2.      Hukum-hukum syari'at yang bukan  dlaruri, artinya hukum-hukum yang tidak gamblang bagi setiap muslim yang biasa juga disebut "Ahkam Ghairu Daruriyyah"  yaitu selain hukum-hukum daruriyyah. Ahkam ghairu darûriyah ini menuntut segenap kemampuan dan kerja keras untuk dapat mengetahuinya, yaitu dengan cara menggunakan kaidah-kaidah ushul fiqih dan ilmu-ilmu alat lainnya (seperti, tata bahasa arab, ilmu hadits, tafsir, dll) sehingga ia dapat menentukan hukum-hukum tersebut, seperti perincian hukum-hukum ibadat dan muamalat pada umumnya. Sudah tentu tidak setiap muslim mampu melakukan pekerjaan berat semacam ini, bahkan tidak juga setiap 'Ulama mampu melakukannya. Pekerjaan seperti ini dinamakan ijtihad yang hanya dapat dilakukan oleh para Mujtahid. Untuk dapat mencapai tingkat ijtihad ini diperlukan keseriusan dalam belajar di tingkat Bahtsul Kharij, yaitu peringkat tinggi dalam pelajaran fiqih dan ushul. Tingkat Bahtsul Kharij ini dapat dimasuki oleh seorang santri/thalabeh setelah melewati peringkat suthuh. Setidaknya Menurut hemat kami,  mereka yang duduk dalam tingkat Bahtsul Kharij ini menghabiskan waktu kurang lebih atau minimalnya selama lima belas tahun untuk dapat melakukan ijtihad. Sedang peringkat suthuh  itu dapat ditempuh secara normal selama delapan tahun, setelah itu barulah ia dapat memasuki pelajaran fiqih dan ushul pada tingkat Bahtsul Kharij.

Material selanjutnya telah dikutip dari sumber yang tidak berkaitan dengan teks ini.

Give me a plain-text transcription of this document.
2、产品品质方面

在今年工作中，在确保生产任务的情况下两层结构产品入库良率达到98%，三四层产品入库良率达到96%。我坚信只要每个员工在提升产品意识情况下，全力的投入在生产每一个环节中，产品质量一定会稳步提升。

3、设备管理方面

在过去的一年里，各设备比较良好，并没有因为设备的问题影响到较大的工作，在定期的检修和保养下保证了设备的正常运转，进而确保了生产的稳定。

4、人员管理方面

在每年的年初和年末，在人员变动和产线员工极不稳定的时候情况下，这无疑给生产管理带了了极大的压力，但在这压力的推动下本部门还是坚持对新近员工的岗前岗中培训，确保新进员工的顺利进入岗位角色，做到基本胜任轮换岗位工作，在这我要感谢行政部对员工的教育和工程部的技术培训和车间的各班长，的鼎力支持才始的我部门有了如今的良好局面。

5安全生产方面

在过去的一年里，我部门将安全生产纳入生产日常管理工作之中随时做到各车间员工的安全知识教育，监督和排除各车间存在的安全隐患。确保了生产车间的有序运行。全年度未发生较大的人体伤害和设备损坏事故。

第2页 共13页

Seorang Mujtahid Mutlak untuk dapat mencapai tingkat marja'iah (menjadi marja' dan nara sumber hukum bagi masyarakat umum dan secara terbuka) biasanya ada syarat-syarat yang harus ia tempuh, seperti adanya kesaksian dari beberapa orang ulama (minimalnya dua orang ahli khibrah yang adil) dan telah menulis Risâlah 'Amaliah. Seorang 'Ulama Syi'ah Imamiyah  yang merupakan seorang mujtahid dan telah mencapai tingkat marja' berkata :  " Mengingat ijtihad itu memerlukan ilmu yang "canggih", keseriusan dan kerja keras yang istiqomah, oleh karena itu sedikit sekali orang-orang yang mampu mencapai peringkat mulia dan terpuji ini.  Keadaan seperti inilah  yang menyebabkan mayoritas kaum muslimin harus merujuk kepada seorang mujtahid sebagai nara sumber dalam masalah-masalah fiqih. Dan inilah yang  disebut dengan "taqlid ".